“Discovery” Did VFX Shots & Score From Home

The recent third season premiere of “Star Trek: Discovery” boasted a bunch of visual effects shots that maintain the high standard of the previous seasons, in fact they went further in many ways due to the narrative being set in a whole new and much more advanced century.

A new piece at Indiewire has gone into how the series has adapted for the COVID-19 times. Filming on the new season wrapped at the end of February this year, just a few weeks before the pandemic shut down production everywhere.

That meant that a huge chunk of the post production had to be done from home, something that was difficult at first but those involved have since adapted. Producer Alex Kurtzman said during a recent Zoom interview:

“Our editors, miraculously and heroically, took their editing bays into their living rooms.
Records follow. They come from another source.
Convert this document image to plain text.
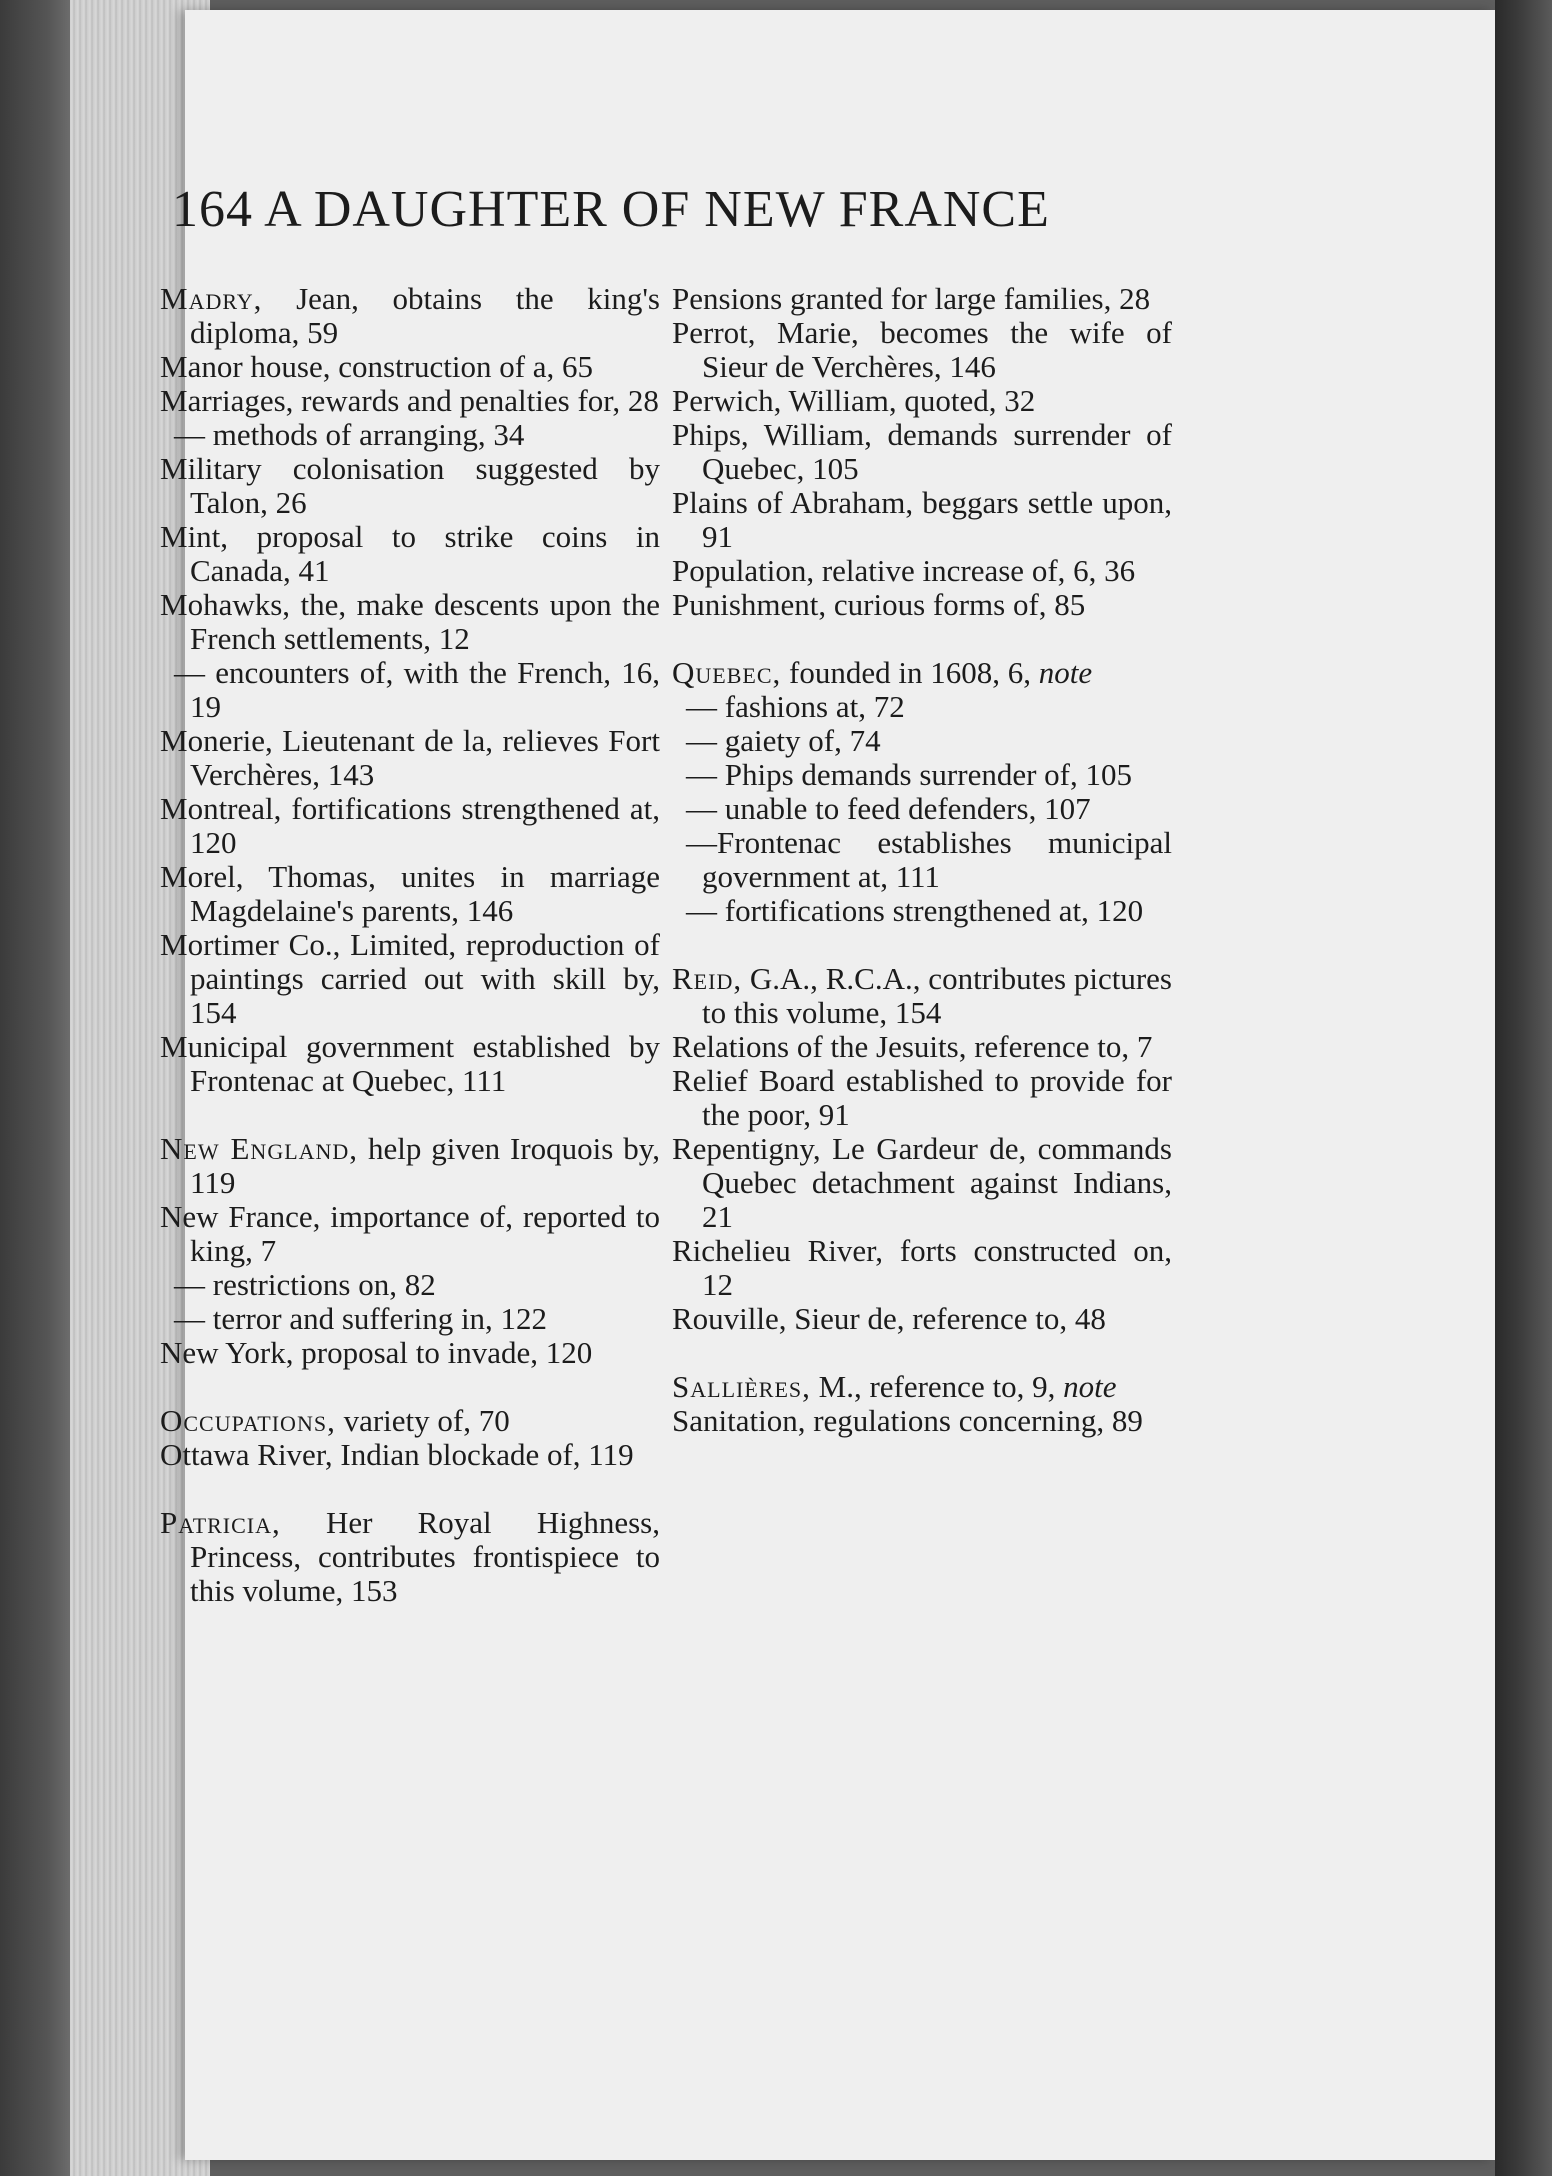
164 A DAUGHTER OF NEW FRANCE
Madry, Jean, obtains the king's diploma, 59
Manor house, construction of a, 65
Marriages, rewards and penalties for, 28
— methods of arranging, 34
Military colonisation suggested by Talon, 26
Mint, proposal to strike coins in Canada, 41
Mohawks, the, make descents upon the French settlements, 12
— encounters of, with the French, 16, 19
Monerie, Lieutenant de la, relieves Fort Verchères, 143
Montreal, fortifications strengthened at, 120
Morel, Thomas, unites in marriage Magdelaine's parents, 146
Mortimer Co., Limited, reproduction of paintings carried out with skill by, 154
Municipal government established by Frontenac at Quebec, 111
New England, help given Iroquois by, 119
New France, importance of, reported to king, 7
— restrictions on, 82
— terror and suffering in, 122
New York, proposal to invade, 120
Occupations, variety of, 70
Ottawa River, Indian blockade of, 119
Patricia, Her Royal Highness, Princess, contributes frontispiece to this volume, 153
Pensions granted for large families, 28
Perrot, Marie, becomes the wife of Sieur de Verchères, 146
Perwich, William, quoted, 32
Phips, William, demands surrender of Quebec, 105
Plains of Abraham, beggars settle upon, 91
Population, relative increase of, 6, 36
Punishment, curious forms of, 85
Quebec, founded in 1608, 6, note
— fashions at, 72
— gaiety of, 74
— Phips demands surrender of, 105
— unable to feed defenders, 107
—Frontenac establishes municipal government at, 111
— fortifications strengthened at, 120
Reid, G.A., R.C.A., contributes pictures to this volume, 154
Relations of the Jesuits, reference to, 7
Relief Board established to provide for the poor, 91
Repentigny, Le Gardeur de, commands Quebec detachment against Indians, 21
Richelieu River, forts constructed on, 12
Rouville, Sieur de, reference to, 48
Sallières, M., reference to, 9, note
Sanitation, regulations concerning, 89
And we cut the entire season, in collaboration, just the way I’m talking to you right now. We also scored the entire season, mixed the entire season, color timed the entire season, all from this laptop.”

Things went much further though. The series boasts a full orchestral score and series composer Jeff Russo apparently sent microphones to each of the orchestra members homes to record their individual parts so they could all be mixed together later on as if playing in unison.

Then there were certain VFX shots that needed actors to appear in them, so those actors were sent motion-capture equipment to finish elements of their performance at home:

“It’s an actual actor at their home motion-capture studio, which then gets rendered in the computer as a living thing. It’s a real person…Each of our actors have been scanned, so we can actually impose their faces on a body, which is quite something.”

Post-production work on the third season is still ongoing, but for the most part those involved are gearing up to start shooting a fourth season with the cast recently traveling to Toronto to begin their quarantine before production starts. Shooting will take place with full COVID safety protocols in place.